Comparison and evaluation of datasets for off-angle iris recognition

In this paper, we investigated the publicly available iris recognition datasets and their data capture procedures in order to determine if they are suitable for the stand-off iris recognition research. Majority of the iris recognition datasets include only frontal iris images. Even if a few datasets include off-angle iris images, the frontal and off-angle iris images are not captured at the same time. The comparison of the frontal and off-angle iris images shows not only differences in the gaze angle but also change in pupil dilation and accommodation as well. In order to isolate the effect of the gaze angle from other challenging issues including dilation and accommodation, the frontal and off-angle iris images are supposed to be captured at the same time by using two different cameras.
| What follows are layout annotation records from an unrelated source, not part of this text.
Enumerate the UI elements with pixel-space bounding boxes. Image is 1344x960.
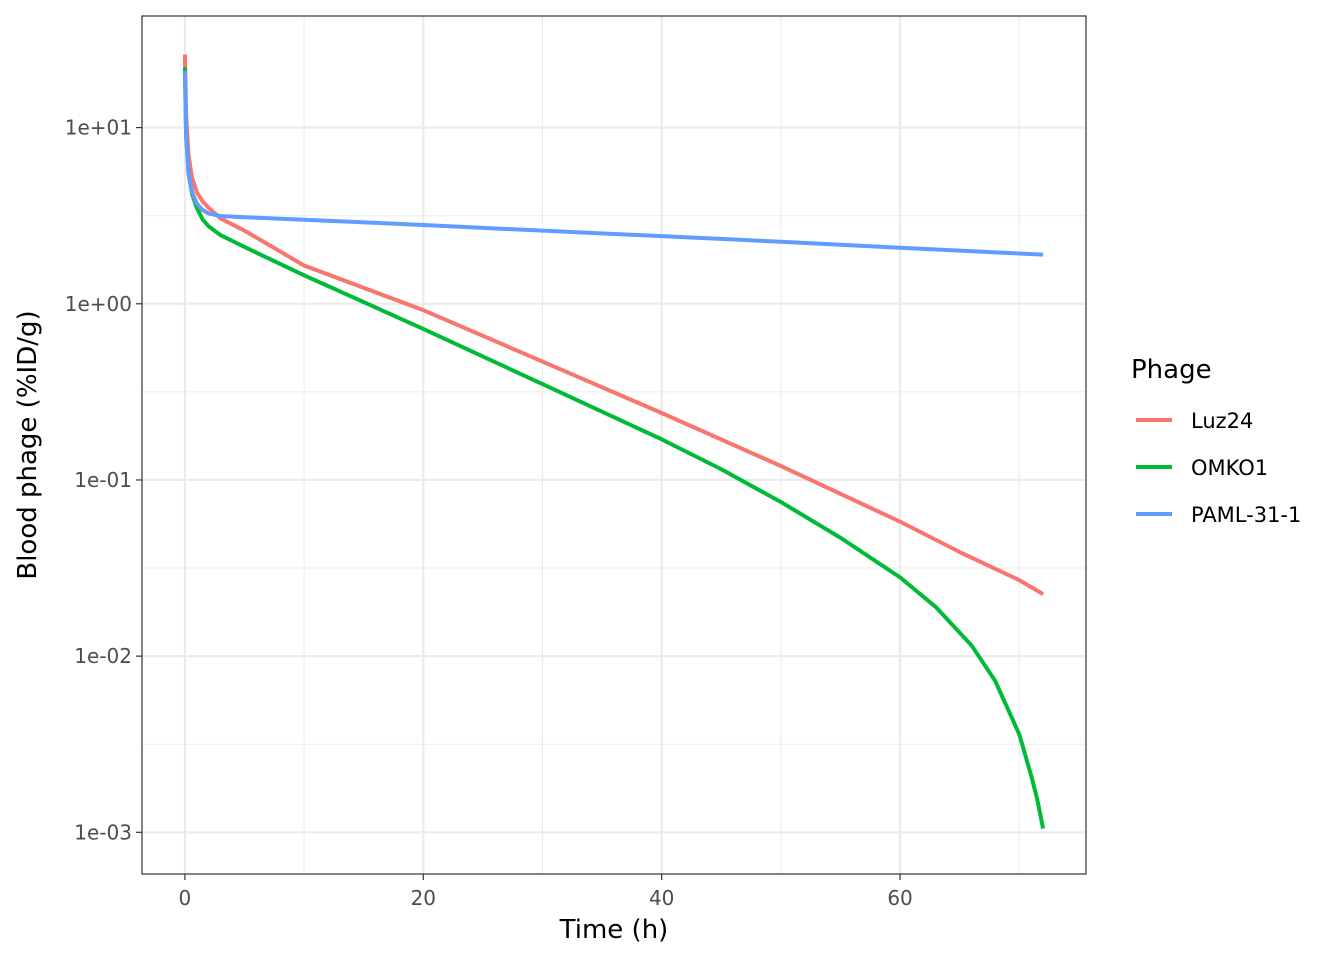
legend: Phage Luz24 OMKO1 PAML-31-1 [1131,355,1301,527]
x-tick-label: 0 [179,886,192,910]
y-tick-label: 1e+01 [65,116,132,140]
y-tick-label: 1e+00 [65,292,132,316]
y-tick-label: 1e-01 [74,468,132,492]
plot-background [142,16,1086,874]
legend-label-paml-31-1: PAML-31-1 [1191,503,1301,527]
plot-panel-border [141,15,1087,875]
series-line-luz24 [182,54,1045,596]
legend-label-omko1: OMKO1 [1191,456,1268,480]
x-tick-label: 60 [887,886,912,910]
legend-label-luz24: Luz24 [1191,409,1253,433]
x-axis-title: Time (h) [559,915,669,945]
x-tick-label: 40 [649,886,674,910]
y-axis-title: Blood phage (%ID/g) [13,310,43,579]
x-axis: 0 20 40 60 [179,874,913,910]
series-line-paml-31-1 [182,70,1044,257]
y-tick-label: 1e-02 [74,644,132,668]
series-lines [182,54,1046,829]
x-tick-label: 20 [411,886,436,910]
major-grid [142,16,1086,874]
y-axis: 1e-03 1e-02 1e-01 1e+00 1e+01 [65,116,142,844]
legend-title: Phage [1131,355,1212,385]
y-tick-label: 1e-03 [74,820,132,844]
Therefore, we developed an iris image acquisition platform by using two cameras in this work where one camera captures frontal iris image and the other one captures iris images from off-angle. Based on the comparison of Hamming distance between frontal and off-angle iris images captured with the two-camera- setup and one-camera-setup, we observed that Hamming distance in two-camera-setup is less than one-camera-setup ranging from 0.05 to 0.001. These results show that in order to have accurate results in the off-angle iris recognition research, two-camera-setup is necessary in order to distinguish the challenging issues from each other.